For a study, researchers sought to compare two low-intensity outreach programs with standard treatment to prevent suicidal conduct in outpatients who have recently had frequent suicidal thoughts. Outpatients with frequent suicide thoughts were detected using regular Patient Health Questionnaire depression screening at four US integrated health systems in a pragmatic randomized clinical study. Between March 2015 and September 2018, a total of 18,882 participants were randomized, and results were tracked through March 2020. Patients were randomly assigned to one of three interventions: care management (n=6230), which included systematic outreach and care, skills training (n=6227), which introduced four dialectical behavior therapy skills (mindfulness, mindfulness of current emotion, opposite action, and paced breathing), or usual care (n=6187). Interventions lasted up to 12 months and were designed to enhance ongoing mental health care. The primary result was the time it took to commit nonfatal or fatal self-harm for the first occasion. Nonfatal self-harm was determined using health-care records, while fatal self-harm was determined using state death statistics.
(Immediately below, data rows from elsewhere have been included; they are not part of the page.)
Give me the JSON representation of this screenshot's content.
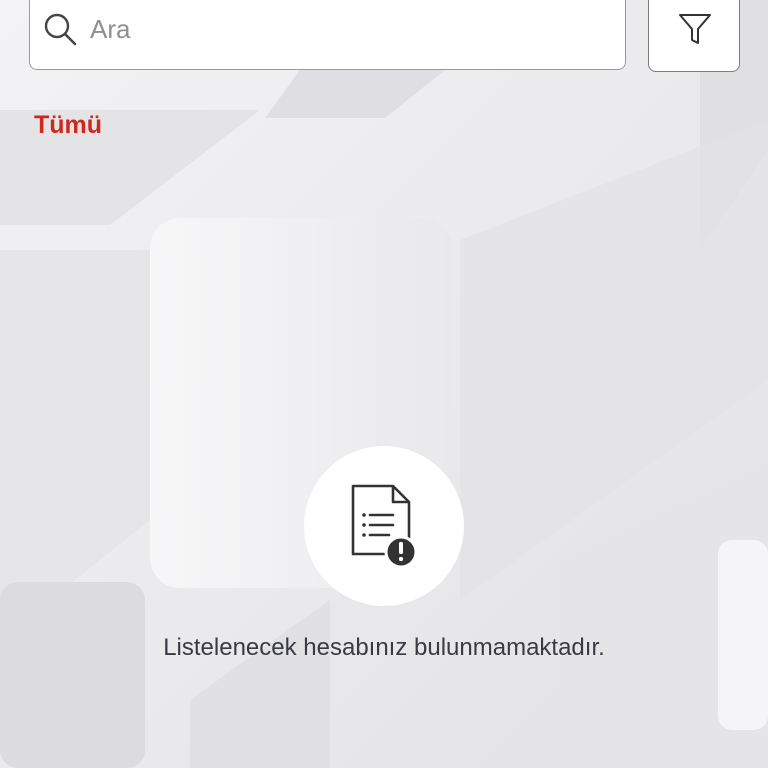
{
  "search": {
    "placeholder": "Ara",
    "value": "",
    "icon": "search-icon"
  },
  "filter": {
    "icon": "filter-icon"
  },
  "tabs": [
    {
      "label": "Tümü",
      "active": true
    }
  ],
  "empty_state": {
    "icon": "document-alert-icon",
    "message": "Listelenecek hesabınız bulunmamaktadır."
  },
  "colors": {
    "accent": "#d0281e",
    "text": "#3a3a44",
    "placeholder": "#8e8e93",
    "background": "#ececee"
  }
}
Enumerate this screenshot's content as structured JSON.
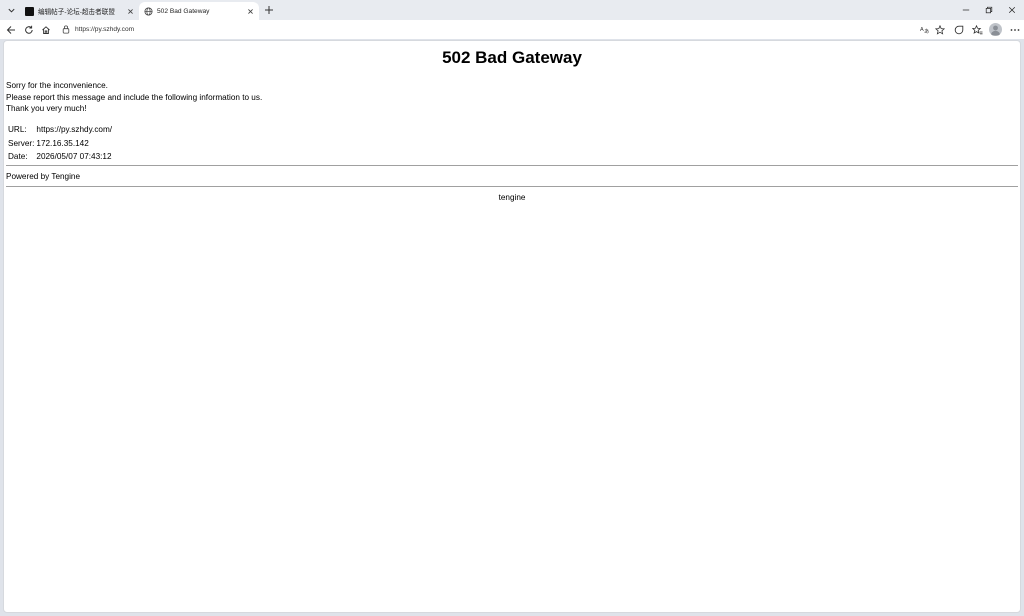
{
  "browser": {
    "tabs": [
      {
        "title": "编辑帖子-论坛-超击者联盟",
        "active": false,
        "favicon": "black-square-icon"
      },
      {
        "title": "502 Bad Gateway",
        "active": true,
        "favicon": "globe-icon"
      }
    ],
    "address": "https://py.szhdy.com",
    "toolbar_icons": [
      "back-arrow-icon",
      "reload-icon",
      "home-icon",
      "site-info-icon",
      "translate-icon",
      "favorite-star-icon",
      "extensions-icon",
      "favorites-list-icon",
      "profile-avatar-icon",
      "more-menu-icon"
    ]
  },
  "page": {
    "heading": "502 Bad Gateway",
    "message_lines": [
      "Sorry for the inconvenience.",
      "Please report this message and include the following information to us.",
      "Thank you very much!"
    ],
    "info": [
      {
        "key": "URL:",
        "value": "https://py.szhdy.com/"
      },
      {
        "key": "Server:",
        "value": "172.16.35.142"
      },
      {
        "key": "Date:",
        "value": "2026/05/07 07:43:12"
      }
    ],
    "powered_by": "Powered by Tengine",
    "footer": "tengine"
  }
}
Secondary outcomes included more severe self-harm (resulting in death or hospitalization) and a broader definition of self-harm (selected injuries and poisonings not originally coded as self-harm).
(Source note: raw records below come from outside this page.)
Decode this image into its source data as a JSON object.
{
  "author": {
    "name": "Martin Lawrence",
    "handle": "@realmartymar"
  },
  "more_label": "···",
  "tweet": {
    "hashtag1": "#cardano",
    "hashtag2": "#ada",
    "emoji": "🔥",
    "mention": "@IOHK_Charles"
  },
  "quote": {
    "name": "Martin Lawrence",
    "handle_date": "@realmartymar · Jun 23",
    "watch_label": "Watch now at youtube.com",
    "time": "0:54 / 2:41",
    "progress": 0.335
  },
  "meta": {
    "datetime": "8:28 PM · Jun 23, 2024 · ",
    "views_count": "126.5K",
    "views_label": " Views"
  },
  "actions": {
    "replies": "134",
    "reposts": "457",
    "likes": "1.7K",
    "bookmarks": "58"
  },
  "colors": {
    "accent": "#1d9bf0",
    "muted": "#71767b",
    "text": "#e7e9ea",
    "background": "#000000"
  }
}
A total of 18,644 patients (9009 [48%] aged 45 years or older, 12,543 [67%] female, 9,222 [50%] from mental health specialist clinics, and the remaining from general care) provided at least one day of follow-up data and were included in analyses. Around 31% of participants received care management, and 39% received skill training while actively participating in intervention programs. Over the 18 months following randomization, 540 patients experienced a self-harm event (including 45 fatalities related to self-harm and 495 nonfatal self-harm events): About 172 (3.27%) in care management, 206 (3.92%) in skills training, and 162 (3.27%) in normal care. Over 18 months, the risk of fatal or nonfatal self-harm did not change substantially between the care management and usual care groups (hazard ratio [HR], 1.07; 97.5% confidence interval [CI], 0.84-1.37) but was considerably greater in the skills training group than in the usual care group (HR, 1.29; 97.5% CI, 1.02-1.64). Care management vs. normal care had an HR of 1.03 (97.5% CI, 0.71-1.51); skills training vs. usual care had an HR of 1.34 (97.5% CI, 0.71-1.51). (97.5% CI, 0.94-1.91). Care management vs. usual care had an HR of 1.10 (97.5% CI, 0.92-1.33); skills training vs. normal care had an HR of 1.17 (97.5% CI, 0.92-1.33). (97.5% CI, 0.97-1.41).
Compared to standard treatment, delivering care management did not substantially lower the risk of self-harm in adult outpatients with recurrent suicidal thoughts, while offering short dialectical behavior therapy skills training significantly raised the risk of self-harm. The study’s conclusions did not support the deployment of the programs examined.